Out of Africa lemon verbena hand cream – I’ve never been one to get into the habit of lotioning my hands. But this winter has been rough on my hands and my nails are peeling and it’s…awful. So I did some research and bought this hand cream. It’s luxurious heaven in a bottle…but man is it expensive! $10 for a tiny bottle…I may end up looking for something similar since my budget doesn’t enjoy that price tag…but man…it feels fantastic and soaks in so well into my hands.

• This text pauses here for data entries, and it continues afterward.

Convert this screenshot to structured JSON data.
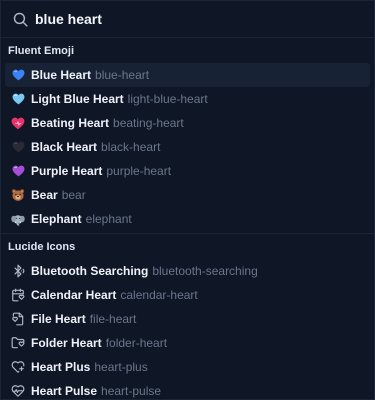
{
  "search": {
    "value": "blue heart",
    "icon": "search-icon"
  },
  "sections": [
    {
      "title": "Fluent Emoji",
      "items": [
        {
          "label": "Blue Heart",
          "slug": "blue-heart",
          "icon": "blue-heart-emoji",
          "color": "#3b82f6"
        },
        {
          "label": "Light Blue Heart",
          "slug": "light-blue-heart",
          "icon": "light-blue-heart-emoji",
          "color": "#7cc7f2"
        },
        {
          "label": "Beating Heart",
          "slug": "beating-heart",
          "icon": "beating-heart-emoji",
          "color": "#e8336a"
        },
        {
          "label": "Black Heart",
          "slug": "black-heart",
          "icon": "black-heart-emoji",
          "color": "#2a2a34"
        },
        {
          "label": "Purple Heart",
          "slug": "purple-heart",
          "icon": "purple-heart-emoji",
          "color": "#a54fd6"
        },
        {
          "label": "Bear",
          "slug": "bear",
          "icon": "bear-emoji",
          "color": "#b06a3b"
        },
        {
          "label": "Elephant",
          "slug": "elephant",
          "icon": "elephant-emoji",
          "color": "#a6b3c4"
        }
      ]
    },
    {
      "title": "Lucide Icons",
      "items": [
        {
          "label": "Bluetooth Searching",
          "slug": "bluetooth-searching",
          "icon": "bluetooth-searching-icon"
        },
        {
          "label": "Calendar Heart",
          "slug": "calendar-heart",
          "icon": "calendar-heart-icon"
        },
        {
          "label": "File Heart",
          "slug": "file-heart",
          "icon": "file-heart-icon"
        },
        {
          "label": "Folder Heart",
          "slug": "folder-heart",
          "icon": "folder-heart-icon"
        },
        {
          "label": "Heart Plus",
          "slug": "heart-plus",
          "icon": "heart-plus-icon"
        },
        {
          "label": "Heart Pulse",
          "slug": "heart-pulse",
          "icon": "heart-pulse-icon"
        }
      ]
    }
  ],
  "colors": {
    "background": "#0f1626",
    "selected_row": "#172235",
    "slug_text": "#6b778c",
    "icon_stroke": "#aeb8c8"
  }
}
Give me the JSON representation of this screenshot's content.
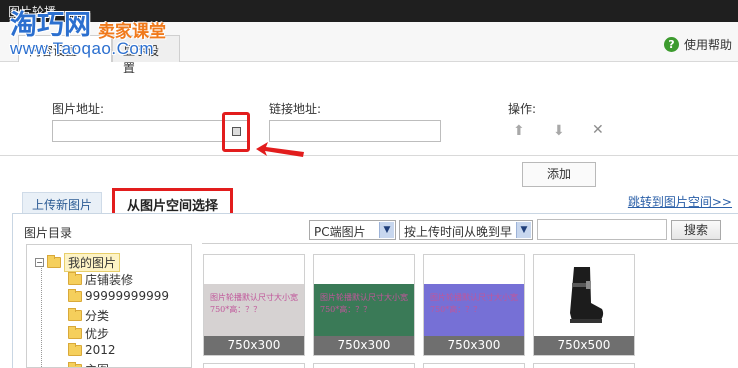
{
  "window": {
    "title": "图片轮播"
  },
  "watermark": {
    "logo": "淘巧网",
    "sub": "卖家课堂",
    "url": "www.Taoqao.Com"
  },
  "top_tabs": [
    {
      "label": "内容设置"
    },
    {
      "label": "显示设置"
    }
  ],
  "help": {
    "label": "使用帮助"
  },
  "form": {
    "image_url_label": "图片地址:",
    "image_url_value": "",
    "link_url_label": "链接地址:",
    "link_url_value": "",
    "actions_label": "操作:",
    "add_button": "添加"
  },
  "source_tabs": {
    "upload": "上传新图片",
    "space": "从图片空间选择"
  },
  "jump_link": "跳转到图片空间>>",
  "browser": {
    "dir_label": "图片目录",
    "platform_select": "PC端图片",
    "sort_select": "按上传时间从晚到早",
    "search_value": "",
    "search_button": "搜索"
  },
  "tree": {
    "root": "我的图片",
    "folders": [
      "店铺装修",
      "99999999999",
      "分类",
      "优步",
      "2012",
      "主图"
    ]
  },
  "thumbnails": [
    {
      "size": "750x300",
      "text": "图片轮播默认尺寸大小宽750*高：？？",
      "bg": "#d6d2d2",
      "fg": "#c0569a"
    },
    {
      "size": "750x300",
      "text": "图片轮播默认尺寸大小宽750*高：？？",
      "bg": "#3a7a57",
      "fg": "#c0569a"
    },
    {
      "size": "750x300",
      "text": "图片轮播默认尺寸大小宽750*高：？？",
      "bg": "#7670d6",
      "fg": "#c0569a"
    },
    {
      "size": "750x500",
      "text": "",
      "bg": "#ffffff",
      "fg": "#c0569a"
    }
  ],
  "colors": {
    "highlight_red": "#e21d1d",
    "link_blue": "#2a5fa8",
    "help_green": "#3d9b2f"
  },
  "icons": [
    "help-icon",
    "image-picker-icon",
    "arrow-up-icon",
    "arrow-down-icon",
    "delete-icon",
    "folder-icon"
  ]
}
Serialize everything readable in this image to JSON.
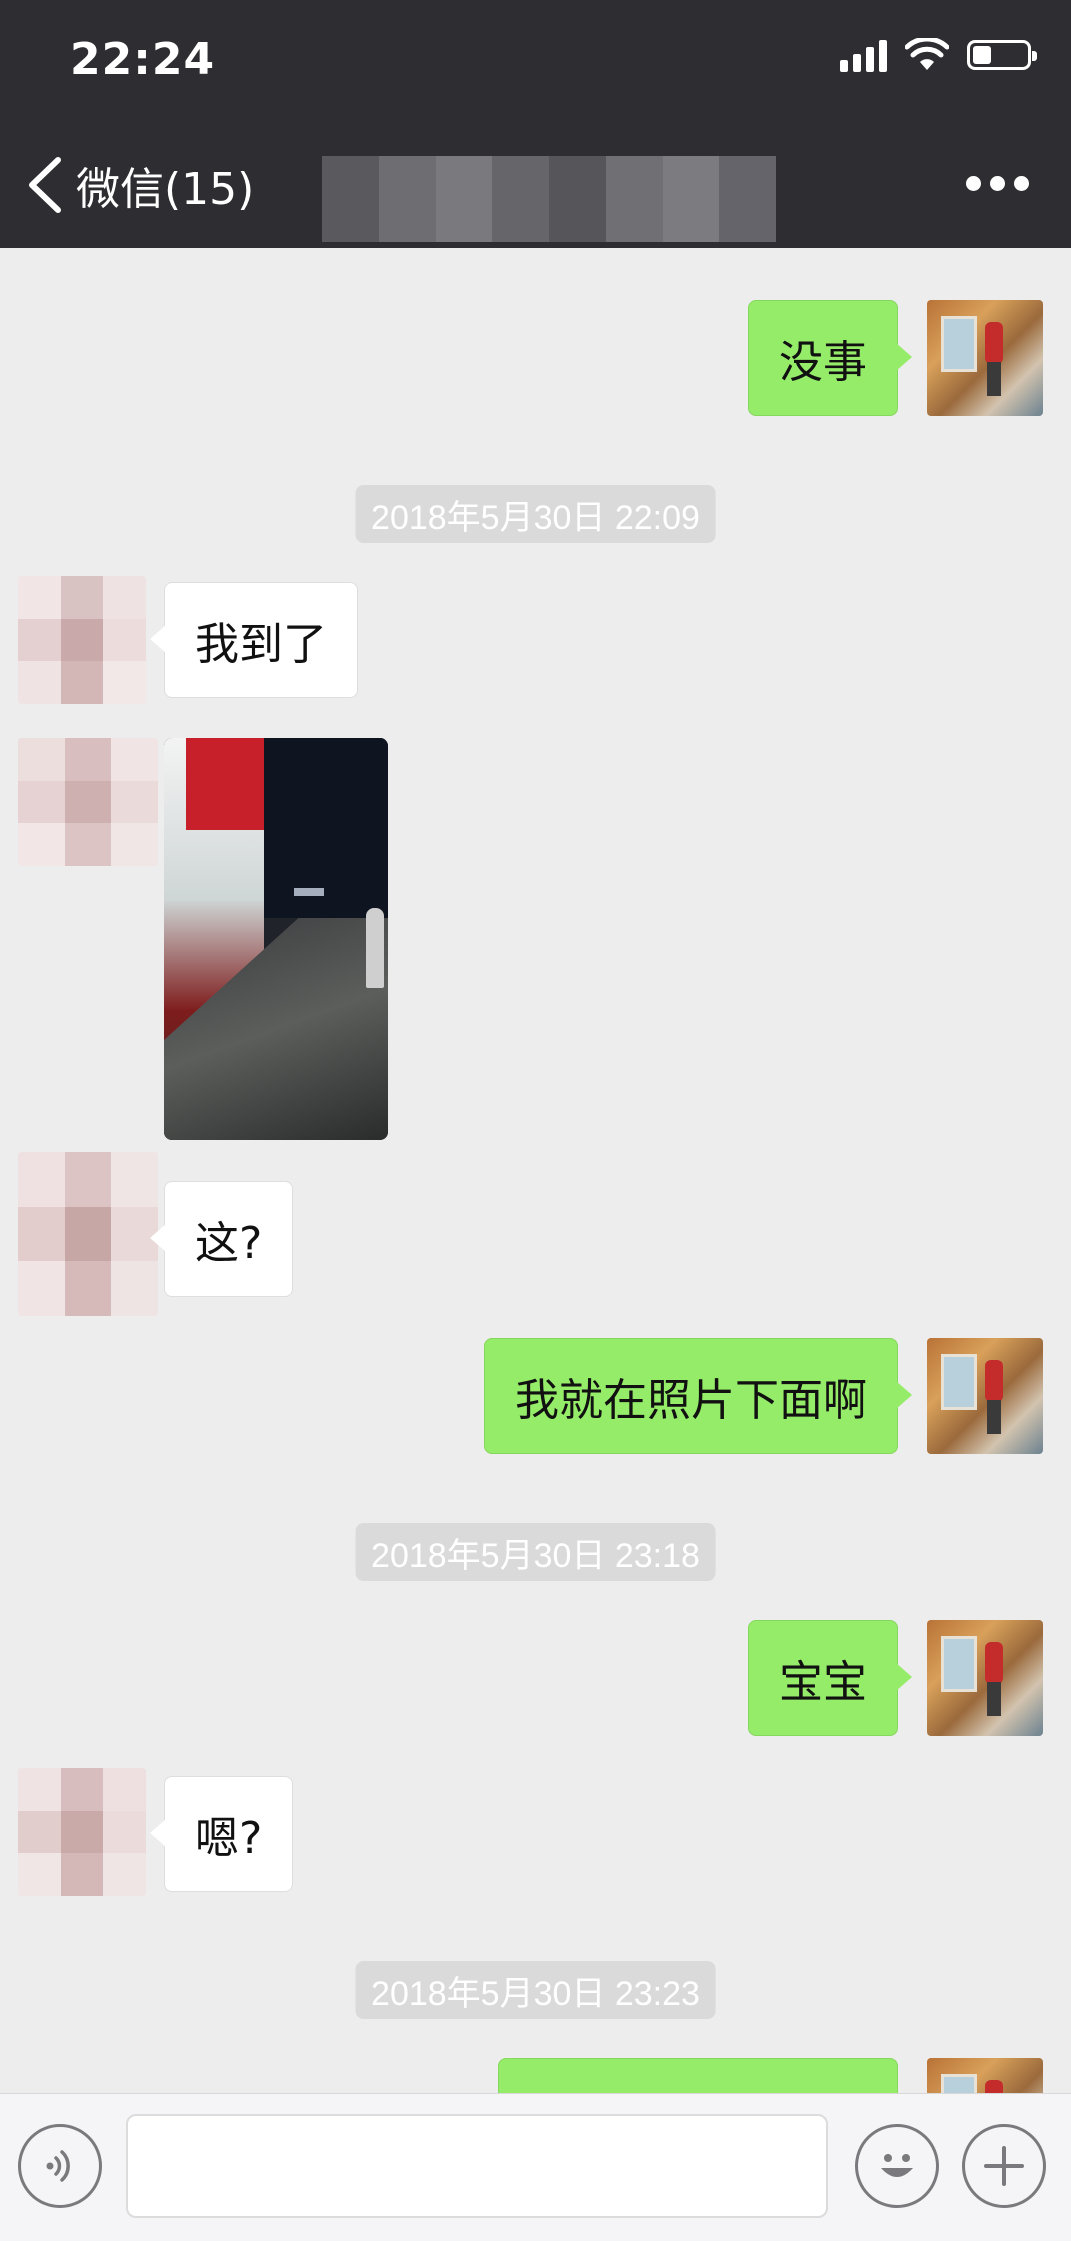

Orglamix Cuticle Oil Pen – These self-contained little “pens” have a brush on one end, oil in the middle, and a clicker knob on the other end. Each click dispenses just a wee bit of oil onto the brush, which you then brush on your cuticles (or anywhere else that may need a little extra hydrating attention). I use this on my cuticles after I wash my hands – since my cuticles are dry and tearing. So far, so good! Each pen runs about $8. I received the Starfruit Pear scent in an Orglamix Mystery Bag. And since it’s self-contained, I can carry it around in my purse without any worry of spillage!!! *woot*
Products that I’m still using (or at least using up) that I may eventually replace:
bareMinerals: blemish remedy stick, blush, Brilliant Future Age Defense & Renew eye cream, matte foundation, prime time primer;
Burt’s Bees lip crayon;
Garnier Whole Blends honey treasures shampoo and conditioner;
Sensodyne toothpaste (although I need this for my sensitive teeth, so not sure will be able to replace. On the plus side: no parabens!);
Tizo facial mineral sunscreen; and,
Various eye shadows, lip glosses, and lipsticks.
**Updated April 21, 2017**
If you noticed, I’m a bit obsessed with Orglamix…I can’t help it : it’s run by this amazing stay-at-home mom named Cheri who offers incredible (and very personal) customer service! And amazing, all-natural products. I love supporting small businesses…and becoming healthier at the same time!